The government consultation on plans for three new towns in the northeastern New Territories was orderly and reasoned when it began four years ago. Hong Kong's limited area necessitated development near border areas and the benefits were obvious. But there has since been a shift in sentiment towards mainland integration, and a weekend forum to allay the concerns of those affected was chaotic, with tempers high. This is not a matter like national education that authorities can backtrack on, though. Our city's future growth depends on such projects going ahead.
Unlike national education, developing new towns is complicated, with many interest groups, including villagers, property developers and farmers. Each group is divided in its support. Among the villagers, for example, there are those who would gladly sell their land, others who would move out only if the terms are right and a hardcore who have no intention of budging. Among developers, those with plots want to be compensated not just for land at market value, but at lost investment potential. Then there are those not directly affected, who decry the perceived "mainlandisation" of Hong Kong.
Meeting the demands of all involved is not possible. This is a major project, involving 10,000 residents and almost 800 hectares of land. The aim is to build 53,800 homes for 152,000 people.
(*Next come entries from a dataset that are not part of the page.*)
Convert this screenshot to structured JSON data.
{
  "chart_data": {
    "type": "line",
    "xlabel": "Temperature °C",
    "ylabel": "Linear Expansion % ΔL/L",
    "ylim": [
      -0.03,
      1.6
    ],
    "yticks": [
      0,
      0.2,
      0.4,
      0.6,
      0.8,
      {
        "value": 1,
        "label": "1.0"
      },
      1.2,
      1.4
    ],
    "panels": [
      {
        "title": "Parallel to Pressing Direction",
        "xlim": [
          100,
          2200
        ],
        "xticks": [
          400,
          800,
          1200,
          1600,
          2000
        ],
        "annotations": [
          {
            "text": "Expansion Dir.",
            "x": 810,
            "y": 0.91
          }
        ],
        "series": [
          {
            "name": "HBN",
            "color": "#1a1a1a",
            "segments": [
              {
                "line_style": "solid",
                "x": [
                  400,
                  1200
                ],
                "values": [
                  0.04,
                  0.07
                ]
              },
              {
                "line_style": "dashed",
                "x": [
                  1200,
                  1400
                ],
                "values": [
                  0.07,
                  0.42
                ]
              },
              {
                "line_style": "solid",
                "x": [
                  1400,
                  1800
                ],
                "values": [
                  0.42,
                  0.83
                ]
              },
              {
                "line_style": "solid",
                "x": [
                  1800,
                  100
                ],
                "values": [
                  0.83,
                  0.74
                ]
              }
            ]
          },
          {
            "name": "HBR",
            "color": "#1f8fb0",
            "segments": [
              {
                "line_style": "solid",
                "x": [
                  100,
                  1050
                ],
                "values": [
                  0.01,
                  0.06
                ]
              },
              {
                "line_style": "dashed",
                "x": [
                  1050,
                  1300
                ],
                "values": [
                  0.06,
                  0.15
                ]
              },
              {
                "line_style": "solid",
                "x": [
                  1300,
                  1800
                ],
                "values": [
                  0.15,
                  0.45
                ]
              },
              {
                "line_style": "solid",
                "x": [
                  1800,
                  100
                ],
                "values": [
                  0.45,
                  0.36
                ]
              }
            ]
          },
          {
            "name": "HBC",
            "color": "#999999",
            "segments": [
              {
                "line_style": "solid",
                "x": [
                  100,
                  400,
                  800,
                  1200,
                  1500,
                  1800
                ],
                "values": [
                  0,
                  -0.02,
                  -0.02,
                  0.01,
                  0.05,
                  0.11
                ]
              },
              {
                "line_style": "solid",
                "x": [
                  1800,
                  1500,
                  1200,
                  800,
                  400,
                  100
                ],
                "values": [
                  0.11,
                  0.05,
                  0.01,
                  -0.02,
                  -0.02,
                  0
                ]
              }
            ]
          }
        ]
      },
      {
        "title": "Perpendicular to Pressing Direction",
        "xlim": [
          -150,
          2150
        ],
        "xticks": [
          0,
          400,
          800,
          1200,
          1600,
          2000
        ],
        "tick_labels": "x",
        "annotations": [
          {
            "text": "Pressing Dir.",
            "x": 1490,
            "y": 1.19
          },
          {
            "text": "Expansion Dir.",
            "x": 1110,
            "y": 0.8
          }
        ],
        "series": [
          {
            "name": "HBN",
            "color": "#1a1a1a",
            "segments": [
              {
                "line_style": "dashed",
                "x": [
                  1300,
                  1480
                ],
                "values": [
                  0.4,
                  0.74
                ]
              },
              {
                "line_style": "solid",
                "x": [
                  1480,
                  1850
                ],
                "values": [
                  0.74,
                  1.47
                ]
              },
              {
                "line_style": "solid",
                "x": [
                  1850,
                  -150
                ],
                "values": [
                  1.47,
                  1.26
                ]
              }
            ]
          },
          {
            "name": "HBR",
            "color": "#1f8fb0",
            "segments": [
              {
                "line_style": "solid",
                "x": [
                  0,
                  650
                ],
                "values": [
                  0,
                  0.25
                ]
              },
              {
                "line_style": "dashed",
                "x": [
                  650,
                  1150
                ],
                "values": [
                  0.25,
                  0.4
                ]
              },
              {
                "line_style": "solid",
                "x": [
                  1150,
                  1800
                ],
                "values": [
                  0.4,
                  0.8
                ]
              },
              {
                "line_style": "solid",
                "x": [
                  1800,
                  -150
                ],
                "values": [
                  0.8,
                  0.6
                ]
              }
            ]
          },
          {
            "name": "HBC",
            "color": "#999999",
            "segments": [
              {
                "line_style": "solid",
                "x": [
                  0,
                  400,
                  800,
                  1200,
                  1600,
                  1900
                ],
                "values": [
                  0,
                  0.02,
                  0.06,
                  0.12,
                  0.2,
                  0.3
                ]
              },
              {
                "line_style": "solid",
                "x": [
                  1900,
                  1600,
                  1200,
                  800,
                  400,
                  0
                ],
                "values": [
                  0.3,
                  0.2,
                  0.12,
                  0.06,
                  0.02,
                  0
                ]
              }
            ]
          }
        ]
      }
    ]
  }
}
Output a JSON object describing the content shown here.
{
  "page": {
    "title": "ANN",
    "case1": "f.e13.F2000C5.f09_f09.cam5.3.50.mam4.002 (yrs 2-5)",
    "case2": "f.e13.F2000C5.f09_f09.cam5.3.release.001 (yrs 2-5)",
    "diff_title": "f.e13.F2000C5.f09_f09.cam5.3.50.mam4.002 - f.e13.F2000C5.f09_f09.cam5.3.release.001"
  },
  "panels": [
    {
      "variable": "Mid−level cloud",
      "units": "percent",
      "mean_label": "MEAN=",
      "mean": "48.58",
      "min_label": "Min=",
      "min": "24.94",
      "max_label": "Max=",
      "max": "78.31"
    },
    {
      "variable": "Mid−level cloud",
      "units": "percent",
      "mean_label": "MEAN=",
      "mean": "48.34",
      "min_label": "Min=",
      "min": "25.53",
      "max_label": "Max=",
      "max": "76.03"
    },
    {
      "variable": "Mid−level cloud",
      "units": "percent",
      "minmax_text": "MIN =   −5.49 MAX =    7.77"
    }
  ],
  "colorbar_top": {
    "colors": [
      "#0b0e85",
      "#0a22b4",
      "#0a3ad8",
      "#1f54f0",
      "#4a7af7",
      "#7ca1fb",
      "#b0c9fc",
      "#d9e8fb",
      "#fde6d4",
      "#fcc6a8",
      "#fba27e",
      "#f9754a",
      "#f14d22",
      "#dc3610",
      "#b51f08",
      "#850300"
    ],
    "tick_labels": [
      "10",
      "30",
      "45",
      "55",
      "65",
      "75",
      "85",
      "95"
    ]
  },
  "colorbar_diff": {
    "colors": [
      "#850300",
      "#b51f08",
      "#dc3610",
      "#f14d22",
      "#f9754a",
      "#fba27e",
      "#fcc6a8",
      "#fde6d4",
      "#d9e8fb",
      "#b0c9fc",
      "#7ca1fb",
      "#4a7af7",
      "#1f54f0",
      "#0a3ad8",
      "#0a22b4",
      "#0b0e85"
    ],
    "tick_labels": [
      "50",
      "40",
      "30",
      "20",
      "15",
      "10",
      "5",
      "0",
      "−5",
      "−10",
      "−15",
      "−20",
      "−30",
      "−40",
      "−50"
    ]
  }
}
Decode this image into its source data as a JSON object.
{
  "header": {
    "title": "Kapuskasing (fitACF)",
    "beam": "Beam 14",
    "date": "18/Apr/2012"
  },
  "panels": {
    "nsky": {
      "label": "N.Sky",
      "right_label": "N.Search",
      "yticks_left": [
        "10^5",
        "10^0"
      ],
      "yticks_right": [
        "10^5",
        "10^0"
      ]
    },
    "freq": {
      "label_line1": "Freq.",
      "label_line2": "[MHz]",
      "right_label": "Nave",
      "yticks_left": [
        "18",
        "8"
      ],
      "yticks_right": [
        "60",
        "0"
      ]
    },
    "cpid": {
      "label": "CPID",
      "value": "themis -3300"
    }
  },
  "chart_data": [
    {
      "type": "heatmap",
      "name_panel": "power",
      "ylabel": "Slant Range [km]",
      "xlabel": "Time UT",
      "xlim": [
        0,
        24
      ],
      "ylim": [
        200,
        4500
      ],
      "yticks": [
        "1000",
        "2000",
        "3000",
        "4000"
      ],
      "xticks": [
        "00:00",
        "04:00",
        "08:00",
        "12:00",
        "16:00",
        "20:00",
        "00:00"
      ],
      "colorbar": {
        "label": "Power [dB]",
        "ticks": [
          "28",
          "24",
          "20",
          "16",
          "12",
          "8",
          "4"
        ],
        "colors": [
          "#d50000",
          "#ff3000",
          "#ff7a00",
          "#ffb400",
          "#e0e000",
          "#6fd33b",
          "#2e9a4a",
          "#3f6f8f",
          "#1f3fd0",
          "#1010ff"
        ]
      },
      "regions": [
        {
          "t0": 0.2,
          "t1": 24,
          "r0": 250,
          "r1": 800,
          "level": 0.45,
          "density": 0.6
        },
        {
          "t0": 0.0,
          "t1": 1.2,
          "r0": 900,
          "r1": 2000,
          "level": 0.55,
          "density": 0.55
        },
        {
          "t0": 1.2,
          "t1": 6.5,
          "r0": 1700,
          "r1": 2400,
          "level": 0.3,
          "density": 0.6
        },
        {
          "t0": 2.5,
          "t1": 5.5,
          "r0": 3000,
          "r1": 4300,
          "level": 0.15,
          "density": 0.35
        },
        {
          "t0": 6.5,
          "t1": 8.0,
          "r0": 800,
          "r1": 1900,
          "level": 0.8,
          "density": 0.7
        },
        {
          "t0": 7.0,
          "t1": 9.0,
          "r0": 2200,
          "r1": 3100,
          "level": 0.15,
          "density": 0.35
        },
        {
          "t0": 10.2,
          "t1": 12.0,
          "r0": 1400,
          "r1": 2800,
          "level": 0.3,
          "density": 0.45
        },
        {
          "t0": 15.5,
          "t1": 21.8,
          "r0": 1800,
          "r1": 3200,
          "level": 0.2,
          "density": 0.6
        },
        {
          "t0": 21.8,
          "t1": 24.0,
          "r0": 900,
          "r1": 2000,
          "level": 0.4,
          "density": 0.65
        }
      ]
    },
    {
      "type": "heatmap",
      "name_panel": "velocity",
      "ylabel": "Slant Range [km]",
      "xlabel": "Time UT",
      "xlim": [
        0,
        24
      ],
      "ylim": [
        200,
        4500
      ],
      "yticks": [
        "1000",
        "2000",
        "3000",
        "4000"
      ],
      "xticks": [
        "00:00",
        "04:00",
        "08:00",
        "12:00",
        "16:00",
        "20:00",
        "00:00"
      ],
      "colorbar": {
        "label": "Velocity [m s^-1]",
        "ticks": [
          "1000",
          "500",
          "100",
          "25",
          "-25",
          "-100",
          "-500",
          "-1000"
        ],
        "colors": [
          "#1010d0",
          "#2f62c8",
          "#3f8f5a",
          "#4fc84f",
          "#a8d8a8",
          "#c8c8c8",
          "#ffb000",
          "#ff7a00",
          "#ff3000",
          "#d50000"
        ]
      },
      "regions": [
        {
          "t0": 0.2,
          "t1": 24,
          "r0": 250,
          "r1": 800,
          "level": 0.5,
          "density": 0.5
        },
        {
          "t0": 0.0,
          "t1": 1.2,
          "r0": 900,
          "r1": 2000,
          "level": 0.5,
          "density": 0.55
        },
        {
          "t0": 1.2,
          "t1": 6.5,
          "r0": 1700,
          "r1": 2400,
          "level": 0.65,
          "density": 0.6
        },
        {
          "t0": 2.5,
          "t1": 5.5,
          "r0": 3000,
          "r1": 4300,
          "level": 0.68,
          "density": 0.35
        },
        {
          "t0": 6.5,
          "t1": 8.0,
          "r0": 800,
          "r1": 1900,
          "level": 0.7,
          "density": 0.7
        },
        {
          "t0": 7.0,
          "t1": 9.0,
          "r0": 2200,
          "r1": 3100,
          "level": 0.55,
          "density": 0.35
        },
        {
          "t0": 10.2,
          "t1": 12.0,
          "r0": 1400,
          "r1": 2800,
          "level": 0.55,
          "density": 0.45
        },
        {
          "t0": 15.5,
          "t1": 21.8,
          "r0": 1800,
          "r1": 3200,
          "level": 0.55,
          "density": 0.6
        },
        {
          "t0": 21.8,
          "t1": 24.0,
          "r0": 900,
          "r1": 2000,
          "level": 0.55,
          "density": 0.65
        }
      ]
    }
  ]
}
At least HK$40 billion in public funds will be needed to purchase the land. Development secretary Paul Chan Mo-po was right to suggest that, given the concerns, a percentage of the flats have to be set aside just for Hong Kong buyers.
Sensitivities have to be taken into account. Chief Executive Leung Chun-ying sparked fears in June when he said people from the mainland should be able to enter Hong Kong's border areas - near the proposed new towns - without a visa. The government's caving in to pressure against multi-entry visitor permits for an extra 4.1 million Shenzhen residents shows its readiness to listen. That means allowing all sides to air views, giving them careful consideration, weighing options, being transparent and going forward without unreasonable haste.
But there can be no turning back. Our population is increasing and we need more space for businesses and to innovate. The nine new towns developed since the late 1960s prove what can be achieved; Sha Tin, for one, has been a resounding success. The guiding development principle has to be the common good - and of this project, there is no doubt.